Ketiga adalah pengasingan, dimana individu menolak cara dan tujuan masyarakat. Hal ini dapat kita lihat pada kasus dimana banyak individu yang melarikan diri dari kenyataan dengan menjadi anti-sosial, mabuk, memakai narkoba, sex bebas akibat terlantar, dan lain sebagainya. Hal ini dapat terjadi dikarenakan dari dalam diri individu tersebut dan juga bisa dikarenakan adanya gangguan dari sosiologisnya. Di Indonesia sendiri, hal ini sering terjadi bahkan hingga ada kasus yang sampai pada bunuh diri. Jika kita kaji lebih mendalam, hal ini berkemungkinan disebabkan oleh stress karena terlalu besarnya cita – cita masyarakat dan kurang mampunya seorang individu untuk mencapai hal tersebut.

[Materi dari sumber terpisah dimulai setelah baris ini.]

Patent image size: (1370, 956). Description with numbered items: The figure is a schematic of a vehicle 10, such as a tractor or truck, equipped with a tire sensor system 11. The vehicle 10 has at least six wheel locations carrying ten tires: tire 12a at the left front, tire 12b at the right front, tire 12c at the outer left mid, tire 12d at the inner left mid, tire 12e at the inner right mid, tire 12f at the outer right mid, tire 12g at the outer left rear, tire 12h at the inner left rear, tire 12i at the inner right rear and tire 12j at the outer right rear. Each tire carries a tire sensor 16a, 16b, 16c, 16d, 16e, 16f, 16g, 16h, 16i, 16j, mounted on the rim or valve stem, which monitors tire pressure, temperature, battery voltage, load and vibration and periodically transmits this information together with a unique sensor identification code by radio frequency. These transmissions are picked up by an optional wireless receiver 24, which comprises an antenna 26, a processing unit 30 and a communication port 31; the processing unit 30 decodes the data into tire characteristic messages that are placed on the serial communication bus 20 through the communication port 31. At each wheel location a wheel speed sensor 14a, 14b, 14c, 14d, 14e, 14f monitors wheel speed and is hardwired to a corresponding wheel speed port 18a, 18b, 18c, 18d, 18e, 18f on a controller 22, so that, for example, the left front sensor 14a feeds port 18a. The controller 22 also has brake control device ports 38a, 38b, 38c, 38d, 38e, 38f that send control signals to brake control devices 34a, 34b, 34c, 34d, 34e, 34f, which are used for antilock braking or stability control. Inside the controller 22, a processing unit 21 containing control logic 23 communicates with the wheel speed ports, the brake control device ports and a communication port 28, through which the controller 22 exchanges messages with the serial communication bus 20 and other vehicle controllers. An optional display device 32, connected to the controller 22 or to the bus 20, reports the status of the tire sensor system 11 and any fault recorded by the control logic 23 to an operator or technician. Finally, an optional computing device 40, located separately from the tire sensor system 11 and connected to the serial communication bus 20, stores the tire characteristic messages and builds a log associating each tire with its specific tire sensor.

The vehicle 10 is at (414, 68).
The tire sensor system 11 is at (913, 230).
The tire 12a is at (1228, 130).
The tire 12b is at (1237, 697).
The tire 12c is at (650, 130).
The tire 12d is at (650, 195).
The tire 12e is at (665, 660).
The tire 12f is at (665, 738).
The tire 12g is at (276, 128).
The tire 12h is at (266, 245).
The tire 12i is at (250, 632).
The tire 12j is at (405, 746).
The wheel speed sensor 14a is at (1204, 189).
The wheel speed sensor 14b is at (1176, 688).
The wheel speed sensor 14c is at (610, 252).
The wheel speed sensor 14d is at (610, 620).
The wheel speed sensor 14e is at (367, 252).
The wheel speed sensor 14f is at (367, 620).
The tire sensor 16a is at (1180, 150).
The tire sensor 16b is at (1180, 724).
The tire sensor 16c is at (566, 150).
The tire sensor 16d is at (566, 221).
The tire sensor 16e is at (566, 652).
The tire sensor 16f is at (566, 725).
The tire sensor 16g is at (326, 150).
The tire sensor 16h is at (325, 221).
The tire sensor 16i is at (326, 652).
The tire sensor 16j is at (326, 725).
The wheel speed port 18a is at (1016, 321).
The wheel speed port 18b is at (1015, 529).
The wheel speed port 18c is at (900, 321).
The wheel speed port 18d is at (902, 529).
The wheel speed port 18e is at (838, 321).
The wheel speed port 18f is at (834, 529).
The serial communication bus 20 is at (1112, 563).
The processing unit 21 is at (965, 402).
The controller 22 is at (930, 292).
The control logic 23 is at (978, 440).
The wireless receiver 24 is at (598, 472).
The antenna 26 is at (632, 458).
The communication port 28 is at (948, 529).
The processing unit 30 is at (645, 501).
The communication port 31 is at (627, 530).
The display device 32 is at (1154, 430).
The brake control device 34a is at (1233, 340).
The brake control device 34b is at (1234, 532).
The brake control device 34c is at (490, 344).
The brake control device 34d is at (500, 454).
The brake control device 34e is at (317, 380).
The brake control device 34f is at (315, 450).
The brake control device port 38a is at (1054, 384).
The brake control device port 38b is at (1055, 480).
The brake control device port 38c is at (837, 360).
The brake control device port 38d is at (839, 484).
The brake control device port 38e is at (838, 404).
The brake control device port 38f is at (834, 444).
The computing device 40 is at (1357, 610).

Terakhir adalah pemberontakan, di mana ada penolakan suatu cara dan tujuan dan juga berkeinginan menggantikannya. Di Indonesia sendiri, menggunakan teori ini, dicontohkan pada saat pemberontakan G 30S/PKI yang ingin mengganti ideologi Pancasila dengan ideologi komunis. Di contoh tersebut, dapat kita katakan bahwa adaptasi ini membutuhkan sejumlah masyarakat yang juga berpendapat sama untuk terlaksana dan benar tergantikan cara dan tujuan budaya tersebut. Adaptasi ini di Indonesia terbilang jarang terjadi karena pada hakikatnya, cara dan tujuan budaya di Indonesia sudah sesuai idealisme global sebagai tiap individu.